The AASM Foundation funds high-impact projects that are aimed at improving sleep health for all. In the past 20 years, the AASM Foundation has invested more than $13.5 million in funding career development, high-impact research, clinical training and community initiatives. These cross-cutting sleep research projects range from molecular mechanisms of sleep to population sleep health.
Congratulations to the recipients of our 2019 award cycle.
2019 Physician Scientist Training Award Recipients
Obstructive sleep apnea (OSA) is associated with diabetes and cardiovascular disease by unknown mechanisms. We have shown that OSA induces adipose tissue lipolysis, which increases plasma free fatty acids (FFA) during sleep. Excess FFA may cause metabolic dysfunction. We hypothesize that beta adrenergic blockade will mitigate this effect of OSA. Our study is a randomized clinical trial of propranolol versus placebo on nocturnal FFA levels during sleep in subjects exposed acutely to OSA (CPAP withdrawal).

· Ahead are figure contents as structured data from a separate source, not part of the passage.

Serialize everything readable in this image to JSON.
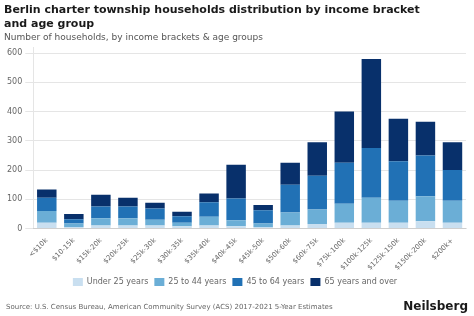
{
  "chart_data": {
    "type": "bar",
    "title": "Berlin charter township households distribution by income bracket\nand age group",
    "subtitle": "Number of households, by income brackets & age groups",
    "annotations": [
      "Source: U.S. Census Bureau, American Community Survey (ACS) 2017-2021 5-Year Estimates",
      "Neilsberg"
    ],
    "categories": [
      "<$10k",
      "$10-15k",
      "$15k-20k",
      "$20k-25k",
      "$25k-30k",
      "$30k-35k",
      "$35k-40k",
      "$40k-45k",
      "$45k-50k",
      "$50k-60k",
      "$60k-75k",
      "$75k-100k",
      "$100k-125k",
      "$125k-150k",
      "$150k-200k",
      "$200k+"
    ],
    "series": [
      {
        "name": "Under 25 years",
        "color": "#c9dff0",
        "values": [
          20,
          5,
          10,
          10,
          10,
          8,
          10,
          8,
          5,
          10,
          15,
          20,
          20,
          20,
          25,
          20
        ]
      },
      {
        "name": "25 to 44 years",
        "color": "#6baed6",
        "values": [
          40,
          12,
          25,
          25,
          20,
          12,
          30,
          20,
          12,
          45,
          50,
          65,
          85,
          75,
          85,
          75
        ]
      },
      {
        "name": "45 to 64 years",
        "color": "#2171b5",
        "values": [
          45,
          15,
          40,
          40,
          38,
          22,
          50,
          75,
          45,
          95,
          115,
          140,
          170,
          135,
          140,
          105
        ]
      },
      {
        "name": "65 years and over",
        "color": "#08306b",
        "values": [
          28,
          18,
          40,
          30,
          20,
          15,
          30,
          115,
          18,
          75,
          115,
          175,
          305,
          145,
          115,
          95
        ]
      }
    ],
    "stacked": true,
    "ylim": [
      0,
      620
    ],
    "yticks": [
      0,
      100,
      200,
      300,
      400,
      500,
      600
    ],
    "grid": true,
    "legend": "bottom"
  }
}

Both short sleep duration and sleep apnea are associated with an increased risk of atherosclerosis. This proposal will investigate the relationship between actigraphically-estimated sleep duration and carotid vascular inflammation in patients with sleep apnea, employing hybrid positron emission tomography/magnetic resonance imaging (PET/MRI) with 18-F-fluorodeoxyglucose tracer as a robust measure of plaque inflammation. The study will help delineate the influence of short sleep duration on atherosclerosis and lay the groundwork for investigating short sleep duration as an under-appreciated risk factor for cardiovascular risk in patients with sleep apnea.

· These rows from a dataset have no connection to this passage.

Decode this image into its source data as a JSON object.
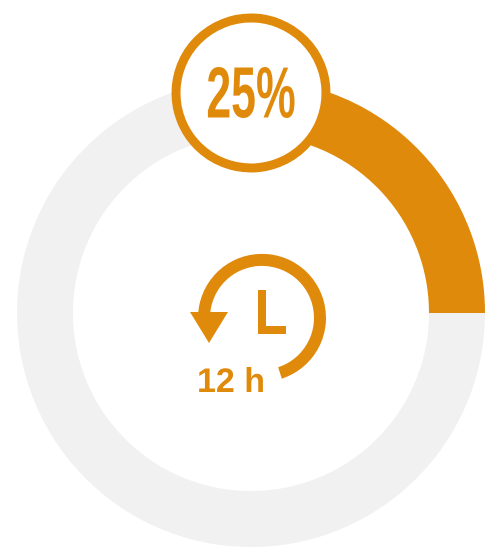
{
  "chart_data": {
    "type": "donut",
    "values": [
      25
    ],
    "value_labels": [
      "25%"
    ],
    "color": "#e08a0b",
    "track_color": "#f1f1f1",
    "annotation": "12 h"
  }
}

2019 Bridge to Success Award Recipients
Neurodevelopmental and neuropsychiatric disorders often show comorbid sleep disturbances and impaired social behavior. Whether a causal relationship or a common etiology underlies these impairments remains unknown. This project uses genetically targeted techniques in mice to test whether oxytocin neurons in the paraventricular hypothalamus recruit arousal-promoting and sleep-promoting neurons from the lateral hypothalamus to promote social interactions and enhance social memory. These are essential first steps in defining the influence of oxytocin on sleep and memory.
2019 Strategic Research Award Recipients
Essential to addressing the epidemic of obstructive sleep apnea (OSA) is an efficient process for diagnosing OSA through either a home sleep apnea test (HSAT) or attended polysomnogram (PSG). The goal of this project is to leverage machine learning to optimize the diagnosis of OSA by creating a predictive model for identifying which patients with suspected OSA should be directly referred to PSG due to high likelihood of a non-diagnostic HSAT.
Achieving proper positive airway pressure (PAP) therapy adherence in the treatment of obstructive sleep apnea (OSA) is a significant challenge. Developing artificial intelligence mechanisms to predict likelihood of PAP adherence at multiple time-points and timing of non-adherence has the potential to improve OSA management. Machine learning will be applied to a large diverse patient dataset with the goal of implementing the developed prediction algorithms as clinician decision support tools to assist sleep medicine clinicians and enhance personalization of patient care.
There is no agreed upon method to measure sleep quality. Conventional metrics are limited by simplistic electroencephalogram features and ignore other sleep signals. Deep learning (DL) algorithms can extract rich information from signals to predict specified outcomes. This project will use >29,000 polysomnograms and DL algorithms to develop measures of sleep quality that reflect cognitive and cardiovascular risks of disrupted sleep, which are named data driven sleep quality biomarkers.
Obstructive sleep apnea (OSA) is a highly prevalent disorder that can have serious health risks if left untreated. The aim of this project is to develop a deep neural network model to automatically detect apneas and hypopneas from the electrocardiogram signal and apply this technique to the scoring of out-of-center sleep tests (OCSTs) . This technique will improve the accuracy of OCST for the diagnosis of OSA and result in more patients being identified and treated.